TIRANNIDE indistintamente appellare si debbe ogni qualunque governo, in cui chi è preposto alla esecuzion delle leggi, può farle, distruggerle, infrangerle, interpretarle, impedirle, sospenderle; od anche soltanto deluderle, con sicurezza d'impunità. E quindi, o questo infrangi-legge sia ereditario, o sia elettivo; usurpatore, o legittimo; buono, o tristo; uno, o molti; a ogni modo, chiunque ha una forza effettiva, che basti a ciò fare, è tiranno; ogni società, che lo ammette, è tirannide; ogni popolo, che lo sopporta, è schiavo.

Vittorio Alfieri
(1790)


domenica 4 gennaio 2026

Quando un partito diventa setta: il caso del Workers Revolutionary Party

 














Giorgio Amico

Quando un partito diventa setta: il caso del Workers Revolutionary Party

The Party Is Always Right. The Untold Story of Gerry Healy and British Trotskyism, di Aidan Beatty, è un libro che ha suscitato forti polemiche all’interno di una parte di ciò che resta (poco) del movimento trotskista. Tuttavia, lette al di fuori delle tradizionali guerre di parrocchia tra correnti rivali, molte di queste polemiche appaiono più come il riflesso di antichi conflitti settari che come critiche storiograficamente fondate del libro. Basti, tanto per citarne una, Biography as demonology: Aidan Beatty’s The Party is Always Right: The Untold Story of Gerry Healy and British Trotskyism di David North.

Il libro di Beatty non ambisce a essere una storia complessiva del trotskismo britannico, né una ricostruzione sistematica dei suoi dibattiti teorici. Si tratta piuttosto di una biografia politica atipica, che utilizza la figura di Gerry Healy come riflessione critica sulle dinamiche perverse dei piccoli partiti rivoluzionari del secondo Novecento, caratterizzati da una forte centralizzazione del potere, da un linguaggio ideologico e da un rapporto autoritario tra leadership e base militante, oltre che da un maschilismo sfociato come nel caso di Healy o del SWP britannico addirittura nell'abuso sessuale delle militanti da parte di capi e capetti come pratica in qualche modo "normale".

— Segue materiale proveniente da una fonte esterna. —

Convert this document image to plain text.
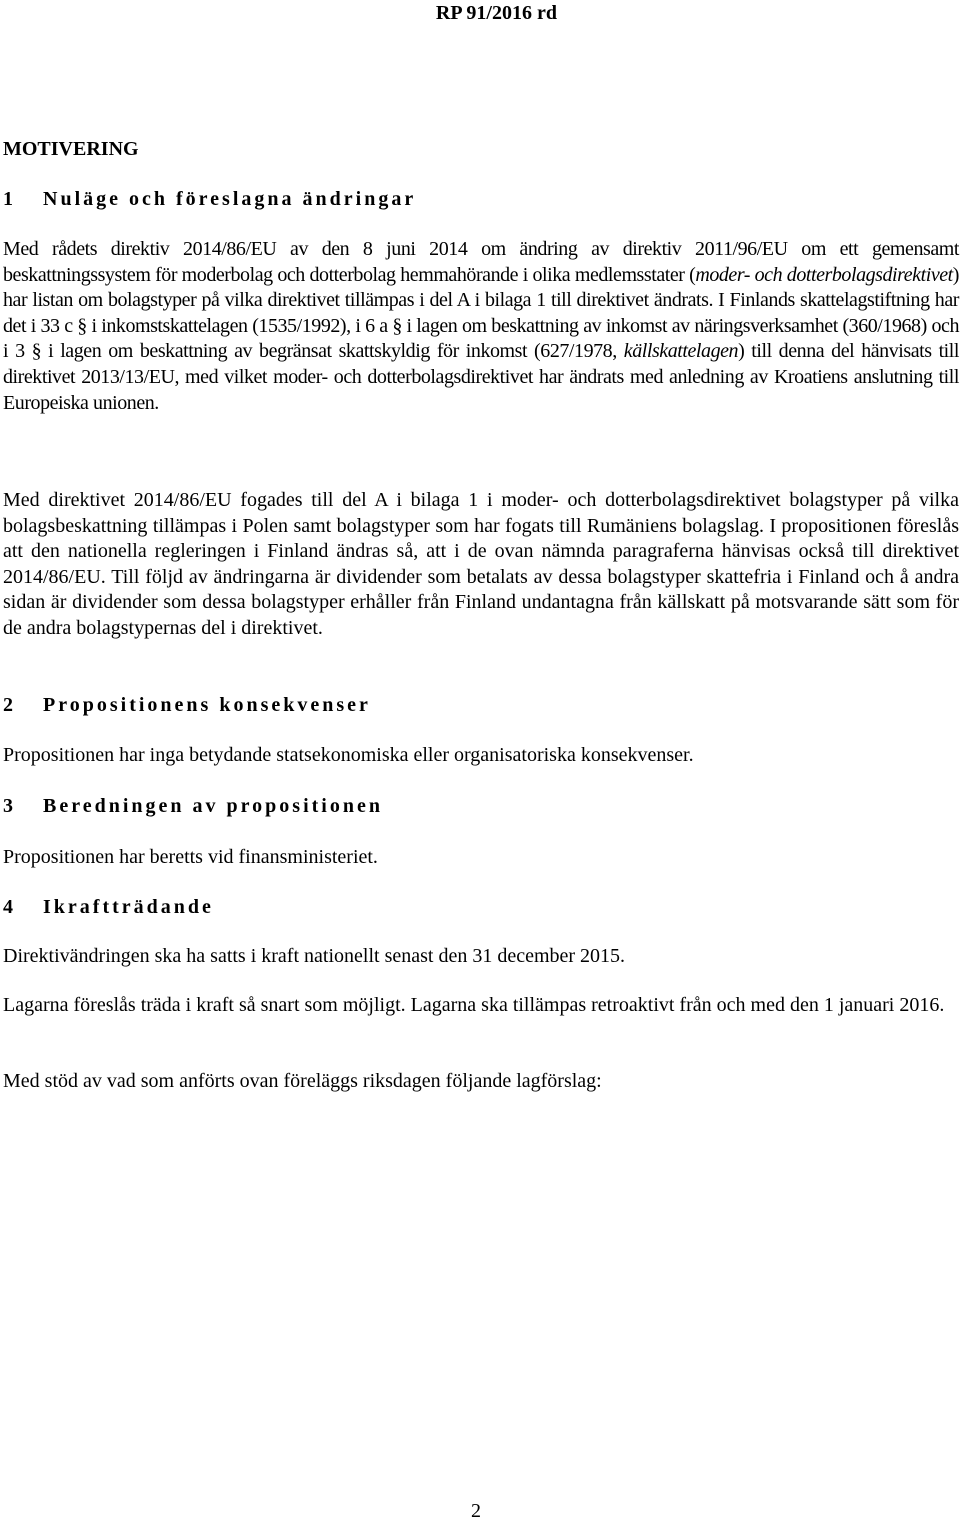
RP 91/2016 rd
MOTIVERING
1 Nuläge och föreslagna ändringar

Med rådets direktiv 2014/86/EU av den 8 juni 2014 om ändring av direktiv 2011/96/EU om ett gemensamt beskattningssystem för moderbolag och dotterbolag hemmahörande i olika medlemsstater (moder- och dotterbolagsdirektivet) har listan om bolagstyper på vilka direktivet tillämpas i del A i bilaga 1 till direktivet ändrats. I Finlands skattelagstiftning har det i 33 c § i inkomstskattelagen (1535/1992), i 6 a § i lagen om beskattning av inkomst av näringsverksamhet (360/1968) och i 3 § i lagen om beskattning av begränsat skattskyldig för inkomst (627/1978, källskattelagen) till denna del hänvisats till direktivet 2013/13/EU, med vilket moder- och dotterbolagsdirektivet har ändrats med anledning av Kroatiens anslutning till Europeiska unionen.

Med direktivet 2014/86/EU fogades till del A i bilaga 1 i moder- och dotterbolagsdirektivet bolagstyper på vilka bolagsbeskattning tillämpas i Polen samt bolagstyper som har fogats till Rumäniens bolagslag. I propositionen föreslås att den nationella regleringen i Finland ändras så, att i de ovan nämnda paragraferna hänvisas också till direktivet 2014/86/EU. Till följd av ändringarna är dividender som betalats av dessa bolagstyper skattefria i Finland och å andra sidan är dividender som dessa bolagstyper erhåller från Finland undantagna från källskatt på motsvarande sätt som för de andra bolagstypernas del i direktivet.

2 Propositionens konsekvenser

Propositionen har inga betydande statsekonomiska eller organisatoriska konsekvenser.

3 Beredningen av propositionen

Propositionen har beretts vid finansministeriet.

4 Ikraftträdande

Direktivändringen ska ha satts i kraft nationellt senast den 31 december 2015.

Lagarna föreslås träda i kraft så snart som möjligt. Lagarna ska tillämpas retroaktivt från och med den 1 januari 2016.

Med stöd av vad som anförts ovan föreläggs riksdagen följande lagförslag:

2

Da questo punto di vista, il principale merito del libro sta nella capacità di descrivere con chiarezza e rigore le dinamiche di potere interne al Workers Revolutionary Party e all’ambiente che lo circondava. Beatty mostra come l’idea del “partito sempre nel giusto”, evocata già nel titolo, possa trasformarsi da principio di coesione politica in strumento di gestione autoritaria del corpo militante e, inevitabilmente, in meccanismo di legittimazione dell’autorità personale del leader, di cui viene sacralizzata la figura e sancita l'infallibilità. La figura di Healy emerge così non solo come dirigente politico, ma come emblema di un sistema in cui il dissenso viene percepito come tradimento e la fedeltà politica si confonde con la devozione personale.

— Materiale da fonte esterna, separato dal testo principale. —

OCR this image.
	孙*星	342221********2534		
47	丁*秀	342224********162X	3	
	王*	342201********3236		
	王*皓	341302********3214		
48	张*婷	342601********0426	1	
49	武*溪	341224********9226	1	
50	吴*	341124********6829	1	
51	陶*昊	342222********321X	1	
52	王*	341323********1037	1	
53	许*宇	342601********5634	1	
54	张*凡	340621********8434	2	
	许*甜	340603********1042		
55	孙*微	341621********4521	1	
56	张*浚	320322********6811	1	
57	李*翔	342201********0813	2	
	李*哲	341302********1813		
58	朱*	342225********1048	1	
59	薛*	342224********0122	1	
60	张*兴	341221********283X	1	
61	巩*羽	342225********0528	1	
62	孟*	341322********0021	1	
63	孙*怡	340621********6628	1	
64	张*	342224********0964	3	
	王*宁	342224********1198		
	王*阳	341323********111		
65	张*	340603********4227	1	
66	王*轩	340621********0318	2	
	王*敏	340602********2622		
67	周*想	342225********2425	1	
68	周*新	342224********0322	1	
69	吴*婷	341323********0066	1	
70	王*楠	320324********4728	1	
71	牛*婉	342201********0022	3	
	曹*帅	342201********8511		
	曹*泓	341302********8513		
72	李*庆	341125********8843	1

Beatty racconta come l’impegno totale richiesto ai membri dell’organizzazione produca isolamento sociale, e da qui una totale dipendenza psicologica dall'organizzazione e una difficoltà crescente nel distinguere tra vita privata e vita politica. In estrema sintesi la descrizione di come un gruppo politico si trasforma in setta. In questo senso, il libro offre spunti che vanno ben oltre il caso Healy e risultano utili per comprendere fenomeni analoghi in altri movimenti politici radicali, non necessariamente di matrice marxista.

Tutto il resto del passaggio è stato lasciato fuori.